CBS/AP November 14, 2018, 12:40 PM State police contradict witness accounts of black security guard's killing by officer
ROBBINS, Illinois — In their first official account of the police shooting that killed an armed black security guard outside a bar in suburban Chicago early Sunday, Illinois State Police say Jemel Roberson ignored an officer's "multiple verbal commands" to drop his gun and get on the ground. The state police account contradicts witnesses who say Roberson, 26, was wearing clothing that identified him as a security guard, saying instead he was wearing "plain black clothing with no markings."
The Illinois State Police is investigating the shooting by the white Midlothian officer, who has not been identified. Protesters gathered Tuesday outside the Midlothian Police Department, some carrying portraits of Roberson. A memorial of candles took shape nearby. Advocates planned a rally Wednesday to demand justice for Roberson amid calls for prosecutors to investigate.
Police said a gunman had entered Manny's Blue Room Lounge in Robbins early Sunday morning, and shot and wounded multiple people inside the bar. When officers arrived at the scene, Roberson was holding down a suspect on the ground outside the bar, witnesses told CBS Chicago.
"A Midlothian Police Officer encountered a subject in plain black clothing with no markings readily identifying him as a Security Guard, armed with a gun in the west parking lot," state police said late Tuesday. "According to witness statements, the Midlothian officer gave the armed subject multiple verbal commands to drop the gun and get on the ground before ultimately discharging his gun and striking the subject."

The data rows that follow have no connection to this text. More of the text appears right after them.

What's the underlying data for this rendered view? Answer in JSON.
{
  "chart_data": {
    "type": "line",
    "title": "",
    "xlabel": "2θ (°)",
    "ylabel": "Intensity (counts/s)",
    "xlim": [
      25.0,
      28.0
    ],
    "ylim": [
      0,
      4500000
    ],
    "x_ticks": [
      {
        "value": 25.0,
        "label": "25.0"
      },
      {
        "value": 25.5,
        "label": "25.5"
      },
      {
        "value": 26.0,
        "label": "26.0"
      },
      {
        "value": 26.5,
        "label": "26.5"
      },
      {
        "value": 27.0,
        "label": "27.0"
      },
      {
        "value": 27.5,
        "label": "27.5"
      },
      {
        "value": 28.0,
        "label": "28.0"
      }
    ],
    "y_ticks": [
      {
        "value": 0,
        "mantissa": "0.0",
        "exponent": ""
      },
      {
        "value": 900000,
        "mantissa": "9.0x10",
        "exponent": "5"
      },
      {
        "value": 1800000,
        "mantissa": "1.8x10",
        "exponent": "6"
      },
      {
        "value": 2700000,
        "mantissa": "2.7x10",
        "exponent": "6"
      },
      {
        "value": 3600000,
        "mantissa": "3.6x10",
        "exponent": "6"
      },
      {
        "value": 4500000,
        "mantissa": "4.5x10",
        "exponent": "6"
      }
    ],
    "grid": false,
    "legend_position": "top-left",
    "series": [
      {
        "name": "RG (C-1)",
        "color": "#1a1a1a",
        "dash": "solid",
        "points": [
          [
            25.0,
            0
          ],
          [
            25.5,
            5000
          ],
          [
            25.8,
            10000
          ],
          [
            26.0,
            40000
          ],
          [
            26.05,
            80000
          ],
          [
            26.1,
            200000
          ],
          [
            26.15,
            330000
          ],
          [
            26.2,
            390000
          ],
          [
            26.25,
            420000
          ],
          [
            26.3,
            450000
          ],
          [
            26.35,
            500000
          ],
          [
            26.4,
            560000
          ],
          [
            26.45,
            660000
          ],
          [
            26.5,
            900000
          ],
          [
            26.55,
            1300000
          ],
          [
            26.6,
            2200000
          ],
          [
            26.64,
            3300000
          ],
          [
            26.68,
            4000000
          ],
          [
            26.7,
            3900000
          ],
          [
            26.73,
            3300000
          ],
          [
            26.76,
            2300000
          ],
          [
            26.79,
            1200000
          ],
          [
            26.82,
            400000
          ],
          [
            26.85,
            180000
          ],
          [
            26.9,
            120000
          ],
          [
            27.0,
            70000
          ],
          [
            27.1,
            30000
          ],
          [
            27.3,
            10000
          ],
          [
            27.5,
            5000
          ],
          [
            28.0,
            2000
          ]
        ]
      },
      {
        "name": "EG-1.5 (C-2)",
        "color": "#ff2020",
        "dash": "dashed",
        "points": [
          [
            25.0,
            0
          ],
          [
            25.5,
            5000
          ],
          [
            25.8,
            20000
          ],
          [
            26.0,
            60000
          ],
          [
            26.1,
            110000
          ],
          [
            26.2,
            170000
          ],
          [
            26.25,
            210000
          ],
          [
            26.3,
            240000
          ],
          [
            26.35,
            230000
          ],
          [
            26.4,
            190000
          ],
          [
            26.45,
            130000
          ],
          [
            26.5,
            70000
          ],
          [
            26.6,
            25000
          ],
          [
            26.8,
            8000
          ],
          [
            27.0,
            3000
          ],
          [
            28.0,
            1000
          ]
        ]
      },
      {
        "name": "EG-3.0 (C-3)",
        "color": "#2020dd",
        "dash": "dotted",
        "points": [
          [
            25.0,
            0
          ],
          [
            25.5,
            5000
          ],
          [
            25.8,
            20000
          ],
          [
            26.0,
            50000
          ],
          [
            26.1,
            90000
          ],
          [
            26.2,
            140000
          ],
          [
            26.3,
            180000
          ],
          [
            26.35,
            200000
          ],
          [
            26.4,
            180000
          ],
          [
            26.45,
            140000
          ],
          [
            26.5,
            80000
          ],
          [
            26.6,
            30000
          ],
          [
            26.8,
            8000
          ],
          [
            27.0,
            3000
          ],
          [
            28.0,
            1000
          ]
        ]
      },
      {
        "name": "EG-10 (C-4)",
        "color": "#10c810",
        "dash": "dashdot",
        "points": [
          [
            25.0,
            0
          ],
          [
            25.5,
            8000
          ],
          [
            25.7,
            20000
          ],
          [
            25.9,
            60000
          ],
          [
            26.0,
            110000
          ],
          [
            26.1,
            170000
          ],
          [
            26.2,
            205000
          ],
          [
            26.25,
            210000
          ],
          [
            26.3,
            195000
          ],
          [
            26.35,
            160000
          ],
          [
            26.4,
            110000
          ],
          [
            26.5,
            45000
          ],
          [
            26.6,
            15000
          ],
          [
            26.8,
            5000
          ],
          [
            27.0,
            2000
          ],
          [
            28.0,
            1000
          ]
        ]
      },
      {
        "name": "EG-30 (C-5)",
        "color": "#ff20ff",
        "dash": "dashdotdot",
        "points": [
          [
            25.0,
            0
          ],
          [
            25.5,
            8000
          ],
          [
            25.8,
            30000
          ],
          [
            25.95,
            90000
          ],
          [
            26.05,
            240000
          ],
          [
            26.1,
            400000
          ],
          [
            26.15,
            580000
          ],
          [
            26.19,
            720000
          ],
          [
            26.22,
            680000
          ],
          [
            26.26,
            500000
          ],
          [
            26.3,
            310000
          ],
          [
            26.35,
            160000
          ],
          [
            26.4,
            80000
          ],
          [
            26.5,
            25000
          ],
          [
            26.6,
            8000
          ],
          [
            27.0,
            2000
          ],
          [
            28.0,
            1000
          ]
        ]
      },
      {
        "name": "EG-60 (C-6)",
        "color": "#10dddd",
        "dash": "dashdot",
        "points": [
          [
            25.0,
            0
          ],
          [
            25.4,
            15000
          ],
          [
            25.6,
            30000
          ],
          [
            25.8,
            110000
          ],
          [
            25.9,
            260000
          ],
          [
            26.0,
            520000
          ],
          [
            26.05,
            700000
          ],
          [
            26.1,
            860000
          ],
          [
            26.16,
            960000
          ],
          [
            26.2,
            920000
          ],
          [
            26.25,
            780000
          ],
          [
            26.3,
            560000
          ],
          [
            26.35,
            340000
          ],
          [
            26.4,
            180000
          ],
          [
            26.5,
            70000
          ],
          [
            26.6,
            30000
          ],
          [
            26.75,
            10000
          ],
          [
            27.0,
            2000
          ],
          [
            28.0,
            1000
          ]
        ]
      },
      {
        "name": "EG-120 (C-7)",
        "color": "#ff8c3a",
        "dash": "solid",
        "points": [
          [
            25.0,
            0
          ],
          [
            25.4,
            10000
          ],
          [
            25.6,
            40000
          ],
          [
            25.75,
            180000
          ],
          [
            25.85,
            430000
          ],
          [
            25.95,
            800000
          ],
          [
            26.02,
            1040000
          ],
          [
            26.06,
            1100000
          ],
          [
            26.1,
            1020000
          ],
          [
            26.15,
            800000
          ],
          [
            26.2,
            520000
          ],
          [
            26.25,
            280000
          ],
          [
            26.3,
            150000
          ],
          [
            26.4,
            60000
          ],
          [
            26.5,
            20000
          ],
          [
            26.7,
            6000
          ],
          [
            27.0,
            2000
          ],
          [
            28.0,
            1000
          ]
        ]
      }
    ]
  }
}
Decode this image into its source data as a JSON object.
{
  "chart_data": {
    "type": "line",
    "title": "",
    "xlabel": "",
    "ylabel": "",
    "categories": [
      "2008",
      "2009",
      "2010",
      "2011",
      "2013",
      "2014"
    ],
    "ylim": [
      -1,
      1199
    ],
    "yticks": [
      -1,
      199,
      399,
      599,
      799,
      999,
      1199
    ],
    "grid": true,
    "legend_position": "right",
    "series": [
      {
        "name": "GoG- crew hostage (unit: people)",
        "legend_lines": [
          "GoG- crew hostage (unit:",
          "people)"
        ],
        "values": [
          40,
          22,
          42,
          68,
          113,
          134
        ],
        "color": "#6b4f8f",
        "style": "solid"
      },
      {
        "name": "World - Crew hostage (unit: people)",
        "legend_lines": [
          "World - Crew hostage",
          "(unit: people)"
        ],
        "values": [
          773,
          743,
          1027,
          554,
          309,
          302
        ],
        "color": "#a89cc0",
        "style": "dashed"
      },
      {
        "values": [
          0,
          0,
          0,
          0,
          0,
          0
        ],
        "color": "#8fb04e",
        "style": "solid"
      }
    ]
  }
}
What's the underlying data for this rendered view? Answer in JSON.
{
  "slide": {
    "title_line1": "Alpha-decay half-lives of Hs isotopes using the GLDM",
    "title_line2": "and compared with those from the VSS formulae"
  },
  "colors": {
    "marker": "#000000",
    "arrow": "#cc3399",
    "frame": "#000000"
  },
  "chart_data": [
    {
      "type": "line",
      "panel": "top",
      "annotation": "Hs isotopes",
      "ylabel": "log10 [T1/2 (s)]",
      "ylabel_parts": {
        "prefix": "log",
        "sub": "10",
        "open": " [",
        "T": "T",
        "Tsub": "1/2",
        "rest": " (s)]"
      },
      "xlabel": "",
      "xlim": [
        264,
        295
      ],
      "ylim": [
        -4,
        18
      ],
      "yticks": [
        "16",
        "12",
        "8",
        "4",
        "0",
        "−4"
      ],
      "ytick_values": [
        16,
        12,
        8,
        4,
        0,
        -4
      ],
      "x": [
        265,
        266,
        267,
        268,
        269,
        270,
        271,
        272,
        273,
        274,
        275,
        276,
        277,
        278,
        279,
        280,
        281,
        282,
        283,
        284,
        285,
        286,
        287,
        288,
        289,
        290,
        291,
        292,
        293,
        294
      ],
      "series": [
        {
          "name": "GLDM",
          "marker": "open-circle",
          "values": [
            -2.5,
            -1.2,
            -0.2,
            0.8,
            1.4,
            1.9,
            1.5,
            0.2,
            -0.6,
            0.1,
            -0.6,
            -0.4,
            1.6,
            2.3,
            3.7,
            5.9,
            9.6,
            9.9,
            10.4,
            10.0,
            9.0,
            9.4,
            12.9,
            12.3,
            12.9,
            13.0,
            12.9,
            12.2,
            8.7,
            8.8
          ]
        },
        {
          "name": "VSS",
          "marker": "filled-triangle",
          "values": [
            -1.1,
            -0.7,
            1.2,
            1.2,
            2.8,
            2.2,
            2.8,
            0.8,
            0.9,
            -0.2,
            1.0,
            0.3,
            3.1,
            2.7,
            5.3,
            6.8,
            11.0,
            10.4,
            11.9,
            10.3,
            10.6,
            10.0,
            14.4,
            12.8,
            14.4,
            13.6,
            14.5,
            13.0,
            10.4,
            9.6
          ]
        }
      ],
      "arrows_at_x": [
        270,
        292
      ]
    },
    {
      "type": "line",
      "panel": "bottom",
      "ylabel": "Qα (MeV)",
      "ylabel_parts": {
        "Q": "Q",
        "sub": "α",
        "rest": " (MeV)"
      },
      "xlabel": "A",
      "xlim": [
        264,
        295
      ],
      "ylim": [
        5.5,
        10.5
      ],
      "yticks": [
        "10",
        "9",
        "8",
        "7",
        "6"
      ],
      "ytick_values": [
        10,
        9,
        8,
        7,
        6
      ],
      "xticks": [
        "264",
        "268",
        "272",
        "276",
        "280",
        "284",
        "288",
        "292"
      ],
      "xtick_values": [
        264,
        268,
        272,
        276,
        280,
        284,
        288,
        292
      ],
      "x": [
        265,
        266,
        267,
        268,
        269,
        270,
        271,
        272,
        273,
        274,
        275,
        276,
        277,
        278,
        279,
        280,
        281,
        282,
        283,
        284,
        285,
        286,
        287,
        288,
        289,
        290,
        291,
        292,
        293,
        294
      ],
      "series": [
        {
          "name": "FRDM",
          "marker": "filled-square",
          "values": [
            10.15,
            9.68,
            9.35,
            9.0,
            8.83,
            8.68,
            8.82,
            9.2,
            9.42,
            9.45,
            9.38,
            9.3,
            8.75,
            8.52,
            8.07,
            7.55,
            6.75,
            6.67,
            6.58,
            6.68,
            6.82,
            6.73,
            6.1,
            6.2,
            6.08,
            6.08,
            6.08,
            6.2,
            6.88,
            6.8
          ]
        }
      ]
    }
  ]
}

Illinois State Police said the investigation later determined that the "armed subject" was a security guard and was "attempting to subdue a subject believed to be involved in the initial shooting" when he was killed.
An attorney for Roberson's mother says Roberson was holding down a shooting suspect and wearing a hat emblazoned with the word "security" when he was shot.
Roberson's family has sued the village of Midlothian and the unnamed officer involved, calling the shooting unreasonable, unprovoked, and unjustified. An official in a neighboring community has asked prosecutors to investigate, saying he's concerned race played a role in the shooting.
"Here is a security guard who is subduing a suspect," but the officer "just sees a black man with a gun and kills him," Alderman Keith Price said.
Price said he learned from witnesses that there are security cameras inside and outside the bar. He urged the Cook County State's Attorney's Office to launch an investigation.
Another security guard at the tavern said the officer jumped onto the bar and waved an assault rifle before running outside and fatally shooting the guard, an attorney said Tuesday.
Gregory E. Kulis, who on Monday filed a civil rights lawsuit against the officer and the community where he works, said the surviving guard told him that the officer pointed a gun at him until he screamed at him that he was a security guard.
"That's when he jumped off the bar, waving the gun, and ran outside the door," said Kulis, who declined to identify the other security guard.
In a statement, Midlothian Police Chief Daniel Delaney said only that the officer shot "a subject with a gun." The officer has been placed on administrative leave, which is standard in such shootings until the investigation is complete, the chief said.
Kulis would not say if he thinks race played a role in Chicago-area shooting, but the fact that the officer is white and Roberson was black has prompted some – including a prominent local African-American newspaper columnist – to question the officer's thinking.
"I believe a police officer showing up at a chaotic scene where a white man has a gun would have at least hollered for him to put the gun down before opening fire," Chicago Sun-Times columnist Mary Mitchell wrote after the shooting. "But too often, black men are not given the benefit of the doubt."
Kulis said he is trying to gather information about the officer, who he said came to the Midlothian department four years ago from another department and is a member of a SWAT team.
Footage from surveillance or body cameras could explain whether Roberson was clearly identifiable as a security guard. Audio could determine what, if anything, was said to the officer before the shooting and whether, as witnesses have told the media, they shouted to the officer before he fired that Roberson was a security guard.
Such footage could also help investigators determine what kind of charges should be filed against the man who is suspected of firing a gun inside the bar. The man was one of four people who suffered non-life threatening gunshot wounds. Some community members have called for the release of any video, reports CBS Chicago.
"They say there's footage. Where is the footage? Let due process properly take its place in terms of what happened here," pastor Mitchell Lee Hicks told the station.
The Illinois State Police didn't immediately respond Monday morning to a series of questions from CBS News, including about what kind of video, if any, captured the incident and whether it will be released.
In his $1 million federal lawsuit, Kulis contends that the officer who shot Roberson violated the man's 4th Amendment rights against unreasonable searches and seizures.
"The use of force is considered a seizure, and he needed probable cause to use force and he did not have that," he said.